Yes, Findlay Market’s rents increased, drastically. But after fifteen years of rent increases [amounting to 2000%], my thoughts were more of what I could have done with that money to build my business, improve my products, and further heal my land.
Those of us who began growing to sell in the early 90’s were definitely swimming against the current. Owing largely to our own efforts, that is no longer so. Along with nationwide awareness of the value of local food and increasingly (gratifyingly!) knowledgeable customers, came a proliferation of community Farmers Markets. We felt besieged by the many different Markets bidding for us to come there and sell.
This paralleled rent increases at Findlay. Farmers with diverse, quality products began choosing markets with lower rents. These markets, swimming with the current, defined their vendor mix, with an emphasis on food. With higher rents, CFFM had to accept rent from any vendor who wished to set up. We heard, “Where’s the food? All I see is plants!” Those of us who (by breaking our necks all Winter) managed to have vegetables in early Spring, supplemented with our surplus plants, lost trade, as not only farmers but customers found other options.
Without criticism of any individual, only of the policy itself, a single concrete example. Three years ago, a space in the Farm Shed was assigned to a vendor of houseplants. Farmer??? By a loose definition, but nothing to do with “fresh local food.”
When the economy declined, sales of non-food plants, predictably, did too. That vendor, with limited garden space, diversified with herb plants. 3 or 4 of us had carried (and built a market for) herb plants for ten years or more. But now we were settling for a smaller share of the same, or dwindling demand.
Amid multiple other examples, Findlay’s management consistently refused to consider adopting a vendor mix. Why not? To meet their high administrative costs, they can’t afford to turn away a vendor. Any vendor.
We, the farmers, on our own initiative, built Spring, Fall and Winter markets. We sowed kale in August, radishes in November, set parsnips in September, garlic in October, heated high tunnels, covered bok choy, lettuce and spinach thru December and January and broke ground in February, to extend our seasons and our offerings.
As our reward, rent for those months increased! In 2007, when we faced the first threefold hike in rent, “peak season” was June, July, August.
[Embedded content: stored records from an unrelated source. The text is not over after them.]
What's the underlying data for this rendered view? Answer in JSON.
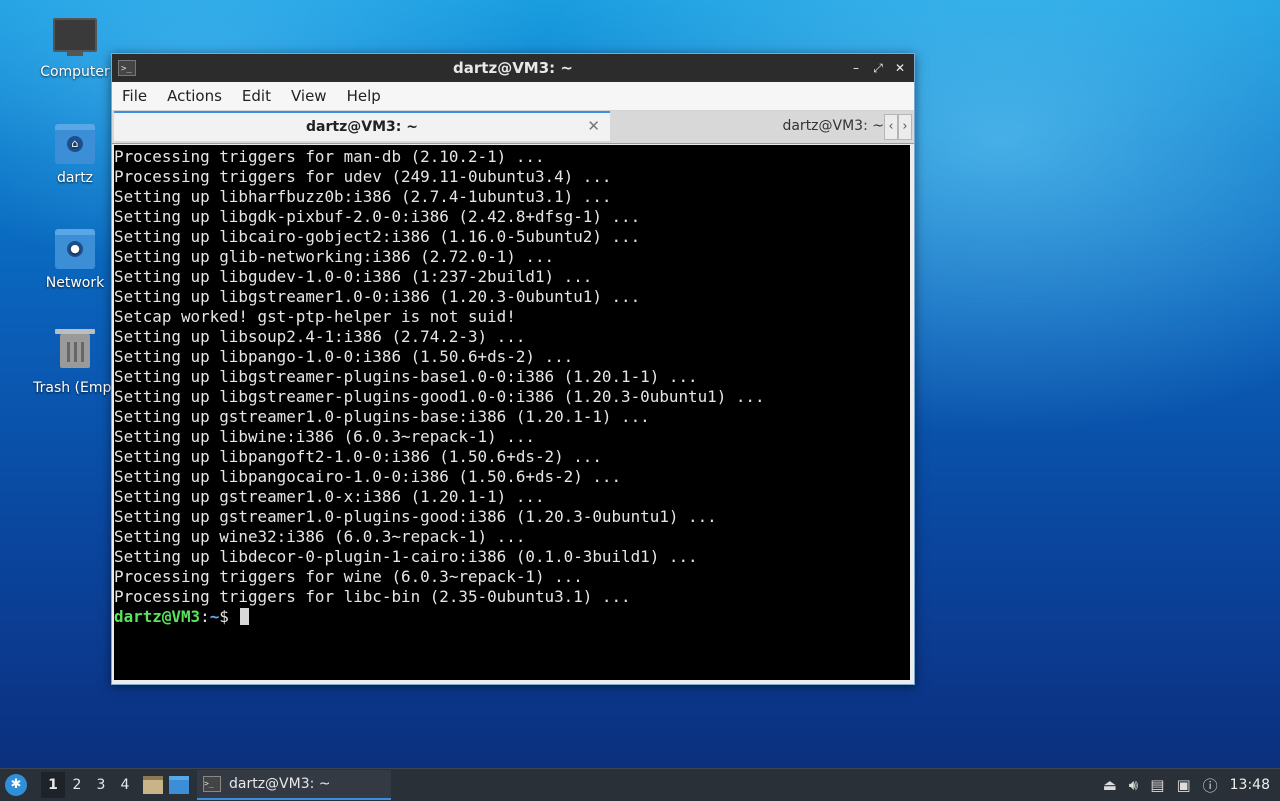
{
  "desktop": {
    "icons": [
      {
        "label": "Computer"
      },
      {
        "label": "dartz"
      },
      {
        "label": "Network"
      },
      {
        "label": "Trash (Empt"
      }
    ]
  },
  "window": {
    "title": "dartz@VM3: ~",
    "controls": {
      "minimize": "–",
      "maximize": "⤢",
      "close": "✕"
    },
    "menu": [
      "File",
      "Actions",
      "Edit",
      "View",
      "Help"
    ],
    "tabs": [
      {
        "label": "dartz@VM3: ~",
        "active": true,
        "close": "✕"
      },
      {
        "label": "dartz@VM3: ~",
        "active": false
      }
    ],
    "tab_scroll": {
      "left": "‹",
      "right": "›"
    }
  },
  "terminal": {
    "lines": [
      "Processing triggers for man-db (2.10.2-1) ...",
      "Processing triggers for udev (249.11-0ubuntu3.4) ...",
      "Setting up libharfbuzz0b:i386 (2.7.4-1ubuntu3.1) ...",
      "Setting up libgdk-pixbuf-2.0-0:i386 (2.42.8+dfsg-1) ...",
      "Setting up libcairo-gobject2:i386 (1.16.0-5ubuntu2) ...",
      "Setting up glib-networking:i386 (2.72.0-1) ...",
      "Setting up libgudev-1.0-0:i386 (1:237-2build1) ...",
      "Setting up libgstreamer1.0-0:i386 (1.20.3-0ubuntu1) ...",
      "Setcap worked! gst-ptp-helper is not suid!",
      "Setting up libsoup2.4-1:i386 (2.74.2-3) ...",
      "Setting up libpango-1.0-0:i386 (1.50.6+ds-2) ...",
      "Setting up libgstreamer-plugins-base1.0-0:i386 (1.20.1-1) ...",
      "Setting up libgstreamer-plugins-good1.0-0:i386 (1.20.3-0ubuntu1) ...",
      "Setting up gstreamer1.0-plugins-base:i386 (1.20.1-1) ...",
      "Setting up libwine:i386 (6.0.3~repack-1) ...",
      "Setting up libpangoft2-1.0-0:i386 (1.50.6+ds-2) ...",
      "Setting up libpangocairo-1.0-0:i386 (1.50.6+ds-2) ...",
      "Setting up gstreamer1.0-x:i386 (1.20.1-1) ...",
      "Setting up gstreamer1.0-plugins-good:i386 (1.20.3-0ubuntu1) ...",
      "Setting up wine32:i386 (6.0.3~repack-1) ...",
      "Setting up libdecor-0-plugin-1-cairo:i386 (0.1.0-3build1) ...",
      "Processing triggers for wine (6.0.3~repack-1) ...",
      "Processing triggers for libc-bin (2.35-0ubuntu3.1) ..."
    ],
    "prompt": {
      "user_host": "dartz@VM3",
      "sep": ":",
      "path": "~",
      "symbol": "$ "
    }
  },
  "taskbar": {
    "workspaces": [
      "1",
      "2",
      "3",
      "4"
    ],
    "active_workspace": "1",
    "task_title": "dartz@VM3: ~",
    "clock": "13:48",
    "colors": {
      "accent": "#3d8ee0"
    }
  }
}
Over the ensuing years, even when rent did not officially increase, “peak season” (the highest monthly rent) was extended to include September, then May, then April, then October. With this year’s rent increase came the news that November and December too are “peak season.”
Early Spring crops take up space and weigh light. (A recycled grape box, packed full, holds 3 lb of lettuce – maybe $18 in sales.) We scramble to fill a truck in April. Fall crops are risky and nowhere near as lucrative as those of High Summer. Out here in the dirt, the notion of a 9-month “peak season” is ludicrous.
But Findlay’s management defines “peak” by when they can sell the most space. So, as a direct result of our commitment to a full season, we’ve been penalized not only with higher rent, but with increased competition. Growers whose Markets do not open until Summer are willing to pay Findlay’s rents until they do, and when they have peak produce, depart for cheaper rents elsewhere, then return to Findlay when those close, to profit from custom that they did not stay around to build.
How not to build a Market: force established, committed sellers to perpetually diversify, take risks, seek new products, work harder, in full expectation that the only payoff will be others jumping on our bandwagon.